You can include your own criteria in the repeat loop, such as:

if thisparagraph starts with "U" then set end of finalList to my searchReplace(thisParagraph, "paragraph", "something")

(which will strip any paragraph starting with “U” from the “finalList”.


As you had probably guessed all these posts are linked.

Anyway thanks for you continuing support…

The "Ascii Chr 10’ kind of works this is a snapshot of the event log:

choose file
	alias "OS X:data:12X4urn.txt"
ASCII character 10

read alias “OS X:data:12X4urn.txt” using delimiter "
", "001115955
", "001115958
", "001115959
", "001115960
", "001115967
", "001115970
", "001115971
", "001115994
", "001115995
", "001116003
", "001116004
", "001116009
", "001116024
", "001116029

Note that it stiill includes a line break even though there is only one in the text file.
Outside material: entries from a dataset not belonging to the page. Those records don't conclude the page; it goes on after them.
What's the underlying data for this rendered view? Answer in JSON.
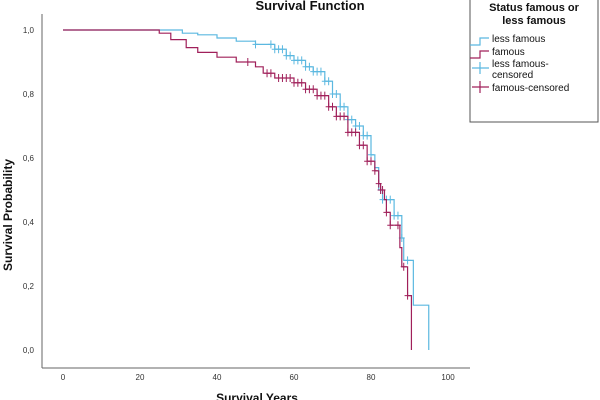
{
  "chart_data": {
    "type": "line",
    "title": "Survival Function",
    "xlabel": "Survival Years",
    "ylabel": "Survival Probability",
    "xlim": [
      0,
      100
    ],
    "ylim": [
      0,
      1
    ],
    "x_ticks": [
      "0",
      "20",
      "40",
      "60",
      "80",
      "100"
    ],
    "y_ticks": [
      "0,0",
      "0,2",
      "0,4",
      "0,6",
      "0,8",
      "1,0"
    ],
    "grid": false,
    "legend": {
      "title": "Status famous or less famous",
      "title_line1": "Status famous or",
      "title_line2": "less famous",
      "placement": "top-right",
      "entries": [
        "less famous",
        "famous",
        "less famous-censored",
        "famous-censored"
      ],
      "entry3_line1": "less famous-",
      "entry3_line2": "censored"
    },
    "series": [
      {
        "name": "less famous",
        "color": "#5bb8e0",
        "steps": [
          [
            0,
            1
          ],
          [
            29,
            1
          ],
          [
            31,
            0.99
          ],
          [
            35,
            0.985
          ],
          [
            40,
            0.975
          ],
          [
            45,
            0.965
          ],
          [
            50,
            0.955
          ],
          [
            55,
            0.94
          ],
          [
            58,
            0.92
          ],
          [
            60,
            0.905
          ],
          [
            63,
            0.885
          ],
          [
            65,
            0.87
          ],
          [
            68,
            0.84
          ],
          [
            70,
            0.8
          ],
          [
            72,
            0.76
          ],
          [
            74,
            0.72
          ],
          [
            76,
            0.7
          ],
          [
            78,
            0.67
          ],
          [
            80,
            0.61
          ],
          [
            81,
            0.57
          ],
          [
            82,
            0.5
          ],
          [
            83,
            0.47
          ],
          [
            86,
            0.42
          ],
          [
            88,
            0.35
          ],
          [
            88.5,
            0.28
          ],
          [
            91,
            0.14
          ],
          [
            95,
            0
          ]
        ],
        "censored": [
          50,
          54,
          55,
          56,
          57,
          58,
          59,
          60,
          61,
          62,
          63,
          64,
          65,
          66,
          67,
          68,
          69,
          70,
          71,
          72,
          73,
          74,
          75,
          76,
          77,
          78,
          79,
          80,
          82.5,
          83,
          84,
          85,
          86,
          87,
          88,
          89.5
        ]
      },
      {
        "name": "famous",
        "color": "#a0205a",
        "steps": [
          [
            0,
            1
          ],
          [
            21,
            1
          ],
          [
            25,
            0.99
          ],
          [
            28,
            0.97
          ],
          [
            32,
            0.945
          ],
          [
            35,
            0.93
          ],
          [
            40,
            0.915
          ],
          [
            45,
            0.9
          ],
          [
            50,
            0.885
          ],
          [
            52,
            0.865
          ],
          [
            55,
            0.85
          ],
          [
            60,
            0.835
          ],
          [
            63,
            0.815
          ],
          [
            66,
            0.795
          ],
          [
            69,
            0.76
          ],
          [
            71,
            0.73
          ],
          [
            74,
            0.68
          ],
          [
            77,
            0.64
          ],
          [
            79,
            0.59
          ],
          [
            81,
            0.56
          ],
          [
            82,
            0.52
          ],
          [
            82.5,
            0.5
          ],
          [
            83.5,
            0.47
          ],
          [
            84,
            0.43
          ],
          [
            85,
            0.39
          ],
          [
            87.5,
            0.32
          ],
          [
            88,
            0.26
          ],
          [
            89.5,
            0.17
          ],
          [
            90.5,
            0
          ]
        ],
        "censored": [
          48,
          53,
          54,
          56,
          57,
          58,
          59,
          60,
          61,
          62,
          63,
          64,
          65,
          66,
          67,
          68,
          69,
          70,
          71,
          72,
          73,
          74,
          75,
          76,
          77,
          78,
          79,
          80,
          81,
          82,
          82.5,
          83,
          84,
          85,
          87,
          88.5,
          89.5
        ]
      }
    ]
  }
}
Then maybe you can read the file using delimiter “(ASCII character 10) & return”

How about just using the paragraphs property which should account for various line endings (LF, CR, , etc.):


[This script was automatically tagged for color coded syntax by Convert Script to Markup Code]

Thanks guys.

The paragrapgh thing worked in the end.

Still not sure why the other CR/LF/?? was being retained or even what it was.